Tak bym tego nie ujął. Głęboko wierzę w powołanie. Wierzę, że każdy człowiek otrzymuje od Boga powołanie. I nie tyle jest to powołanie do czegoś, ile powołanie do istnienia. Jak widać z lektury Biblii, zagadnienia powołania i stwarzania są bardzo silnie ze sobą połączone. Rzeczy istnieją, ponieważ Bóg nadał im nazwy i imiona. „Powołał mnie Pan już z łona mej matki, od jej wnętrzności wspomniał moje imię” (Iz, 49,1). Jesteśmy wezwani do pełni życia.

I dlatego wierzę w powołanie. Bóg powołuje. Nie wygląda to tak, że odzywa się dzwonek telefonu, podnoszę słuchawkę, i słyszę, jak po drugiej stronie Bóg mówi do mnie „Pójdź, Tymoteuszu”. To kwestia znacznie bardziej metafizyczna, to coś, co dotyka głębi naszego jestestwa. Ja również nie słyszałem żadnego głosu, ale nie powiedziałem też sobie: „O tak, to jest zawód, który chciałbym wykonywać”. Zrozumiałem, kim mam być i do czego zostałem powołany.

Jak zareagowali na to Ojca bliscy?

Moi przyjaciele byli szczerze zdziwieni, w przeciwieństwie do moich rodziców. Pamiętam dokładnie moment, w którym oznajmiłem mój zamiar ojcu. Stałem wtedy przy kominku w pokoju gościnnym. Ojciec czytał „The Financial Times”. Powiedział mi: „Będziemy wspierać Cię, cokolwiek się stanie, bez względu na to, czy wytrwasz, czy nie. Musisz być wolny, aby tego spróbować i aby móc to porzucić. Twojego odejścia nie będziemy traktować jako porażki”. To było istotne: zostawili mi swobodę decyzji. Ojciec zasugerował mi, chcąc dać mi pojęcie o możliwych trudnościach, żebym porozmawiał o moim zamiarze z jednym z jego przyjaciół, znanym dziennikarzem, który spróbował niegdyś życia w seminarium, ale je po pewnym czasie porzucił.
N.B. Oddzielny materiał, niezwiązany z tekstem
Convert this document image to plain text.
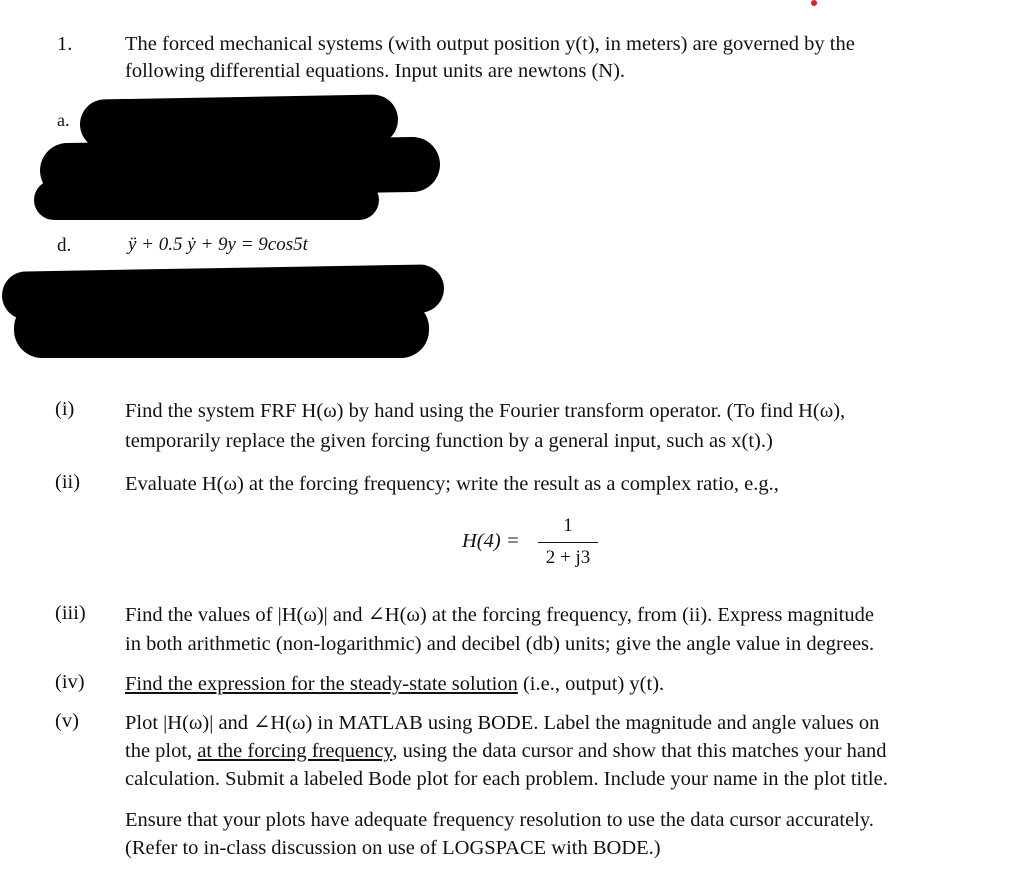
1.	The forced mechanical systems (with output position y(t), in meters) are governed by the
following differential equations. Input units are newtons (N).
a.
d.	ÿ + 0.5 ẏ + 9y = 9cos5t
(i) Find the system FRF H(ω) by hand using the Fourier transform operator. (To find H(ω),
temporarily replace the given forcing function by a general input, such as x(t).)
(ii) Evaluate H(ω) at the forcing frequency; write the result as a complex ratio, e.g.,
H(4) =
1
2 + j3
(iii) Find the values of |H(ω)| and ∠H(ω) at the forcing frequency, from (ii). Express magnitude
in both arithmetic (non-logarithmic) and decibel (db) units; give the angle value in degrees.
(iv) Find the expression for the steady-state solution (i.e., output) y(t).
(v) Plot |H(ω)| and ∠H(ω) in MATLAB using BODE. Label the magnitude and angle values on
the plot, at the forcing frequency, using the data cursor and show that this matches your hand
calculation. Submit a labeled Bode plot for each problem. Include your name in the plot title.
Ensure that your plots have adequate frequency resolution to use the data cursor accurately.
(Refer to in-class discussion on use of LOGSPACE with BODE.)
Nie sądzę, żeby rodzice mieli problemy z akceptacją mojego wstąpienia do zakonu. Wielu spośród naszych przyjaciół i krewnych było zakonnikami. Moja babka miała dziewięcioro czy nawet dziesięcioro rodzeństwa, z którego siedem osób trafiło do zakonu. Z drugiej strony trochę się zdziwili, że wstępuję akurat do dominikanów.

Dlaczego?

W Anglii dominikanie mają reputację lewicowców. Byli bardzo znani ze swoich poglądów teologicznych i z dialogu z marksizmem. W prasie i w telewizji widziało się dominikanów biorących udział w demonstracjach przeciwko wojnie w Wietnamie, apartheidowi w RPA czy broni nuklearnej. Moi rodzice byli niedogmatycznymi konserwatystami: nigdy nie przepadali za Margaret Thatcher, ale sądzę, że było im ciężko, kiedy ich syn ogłosił decyzję o wstąpieniu do zakonu, o którym mówiono, że jest wychylony tak mocno w lewą stronę.
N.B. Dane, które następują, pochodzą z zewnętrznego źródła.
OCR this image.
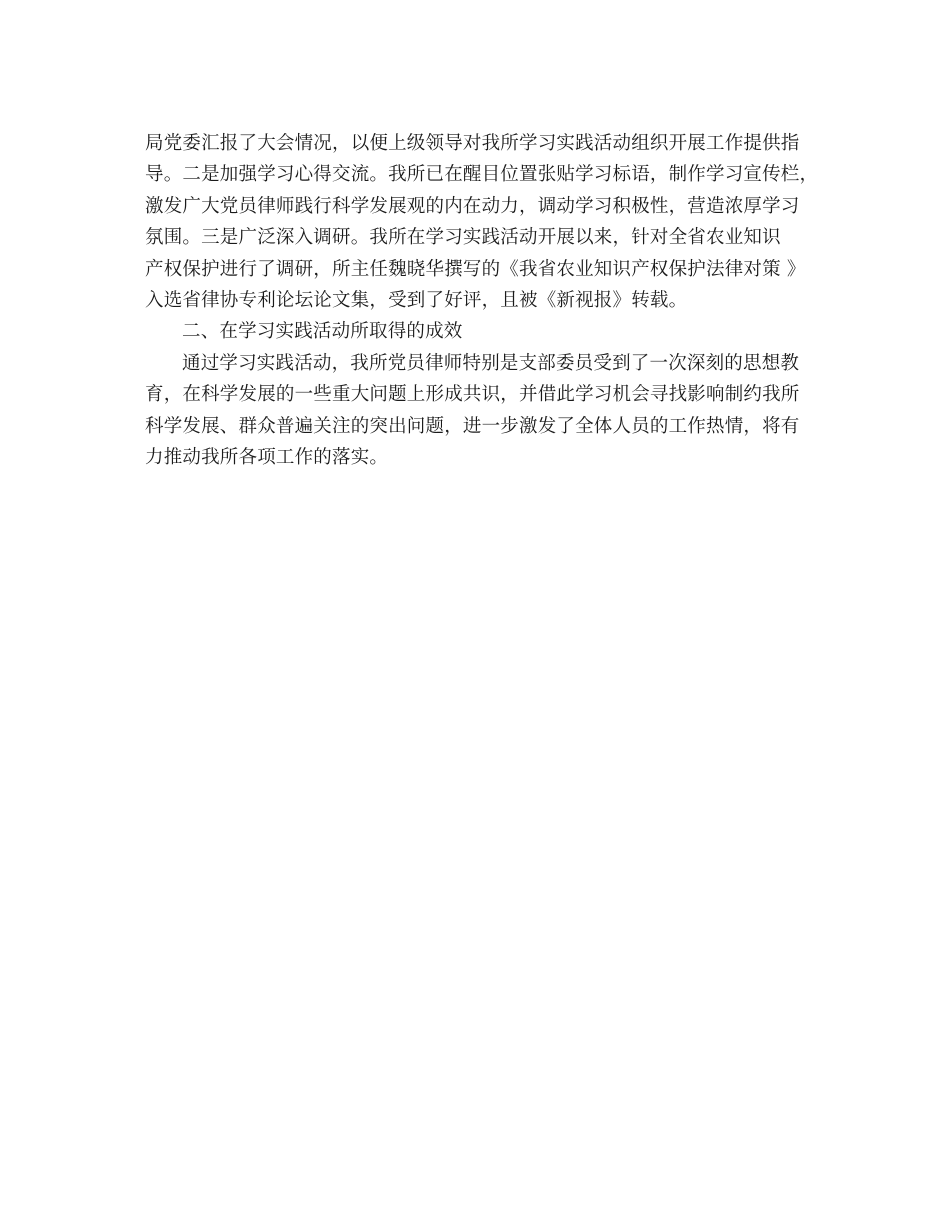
局党委汇报了大会情况，以便上级领导对我所学习实践活动组织开展工作提供指
导。二是加强学习心得交流。我所已在醒目位置张贴学习标语，制作学习宣传栏，
激发广大党员律师践行科学发展观的内在动力，调动学习积极性，营造浓厚学习
氛围。三是广泛深入调研。我所在学习实践活动开展以来，针对全省农业知识
产权保护进行了调研，所主任魏晓华撰写的《我省农业知识产权保护法律对策 》
入选省律协专利论坛论文集，受到了好评，且被《新视报》转载。
二、在学习实践活动所取得的成效
通过学习实践活动，我所党员律师特别是支部委员受到了一次深刻的思想教
育，在科学发展的一些重大问题上形成共识，并借此学习机会寻找影响制约我所
科学发展、群众普遍关注的突出问题，进一步激发了全体人员的工作热情，将有
力推动我所各项工作的落实。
Czy Ojciec sam był świadomy tej właśnie lewicowej reputacji dominikanów?

Nie to powodowało mną przy podejmowaniu decyzji o wstąpieniu do zakonu. Tym, co mnie przyciągnęło, było poszukiwanie prawdy, ubóstwo, życie modlitwą i więzi braterskie. Mimo to po wstąpieniu do dominikanów przeżyłem szok, ponieważ byłem jedynym nowicjuszem o arystokratycznym pochodzeniu. Nieustannie mi dokuczano. Dawano mi także odczuć, że cała moja rodzina to wyzyskiwacze klasy pracującej i zepsuci kapitaliści. Było to dla mnie bolesne, ponieważ wiedziałem, że moi krewni to ludzie prawi i święci. Pierwsze miesiące były trudne. Później bracia zaczęli powstrzymywać się od podobnej krytyki, a moje własne poglądy polityczne z kolei zaczęły się zmieniać. Oczywiście nie zmieniłem zdania o prawości moich krewnych!
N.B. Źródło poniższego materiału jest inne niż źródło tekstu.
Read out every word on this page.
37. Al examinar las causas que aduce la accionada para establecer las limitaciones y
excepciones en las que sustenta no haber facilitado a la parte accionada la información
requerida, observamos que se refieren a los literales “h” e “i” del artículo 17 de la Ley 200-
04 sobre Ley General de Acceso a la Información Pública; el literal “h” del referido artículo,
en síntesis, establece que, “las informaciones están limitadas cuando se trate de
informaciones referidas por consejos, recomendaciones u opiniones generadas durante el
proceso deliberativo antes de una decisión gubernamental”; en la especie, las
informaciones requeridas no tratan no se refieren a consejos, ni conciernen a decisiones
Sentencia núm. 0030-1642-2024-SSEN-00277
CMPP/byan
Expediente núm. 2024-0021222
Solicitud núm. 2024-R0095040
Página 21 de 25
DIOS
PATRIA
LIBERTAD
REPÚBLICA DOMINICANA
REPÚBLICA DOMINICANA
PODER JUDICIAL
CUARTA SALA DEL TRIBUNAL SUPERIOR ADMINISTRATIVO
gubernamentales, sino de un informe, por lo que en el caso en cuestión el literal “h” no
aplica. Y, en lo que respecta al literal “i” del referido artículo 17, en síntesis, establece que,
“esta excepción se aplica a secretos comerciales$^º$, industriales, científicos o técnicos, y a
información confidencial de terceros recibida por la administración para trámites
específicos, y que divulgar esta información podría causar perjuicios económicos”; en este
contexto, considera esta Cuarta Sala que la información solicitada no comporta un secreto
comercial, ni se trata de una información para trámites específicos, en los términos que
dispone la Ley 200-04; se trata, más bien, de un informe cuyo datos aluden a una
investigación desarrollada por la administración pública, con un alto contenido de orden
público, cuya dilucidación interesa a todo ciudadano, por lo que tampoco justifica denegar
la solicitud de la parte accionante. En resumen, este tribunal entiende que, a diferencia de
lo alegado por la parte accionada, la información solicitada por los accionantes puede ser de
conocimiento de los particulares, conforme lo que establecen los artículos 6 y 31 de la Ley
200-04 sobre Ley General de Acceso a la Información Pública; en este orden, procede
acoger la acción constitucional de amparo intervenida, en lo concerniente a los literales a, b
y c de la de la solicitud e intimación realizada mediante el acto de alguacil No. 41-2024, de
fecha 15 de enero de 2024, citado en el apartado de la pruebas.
Został Ojciec zakonnikiem w połowie lat sześćdziesiątych. Złożył wtedy Ojciec śluby czystości, ubóstwa i posłuszeństwa, całkowicie na przekór panującym wówczas trendom, głoszącym pochwałę społeczeństwa konsumpcyjnego, wyzwolenia seksualnego i radykalnego zaprzeczenia wszelakim autorytetom…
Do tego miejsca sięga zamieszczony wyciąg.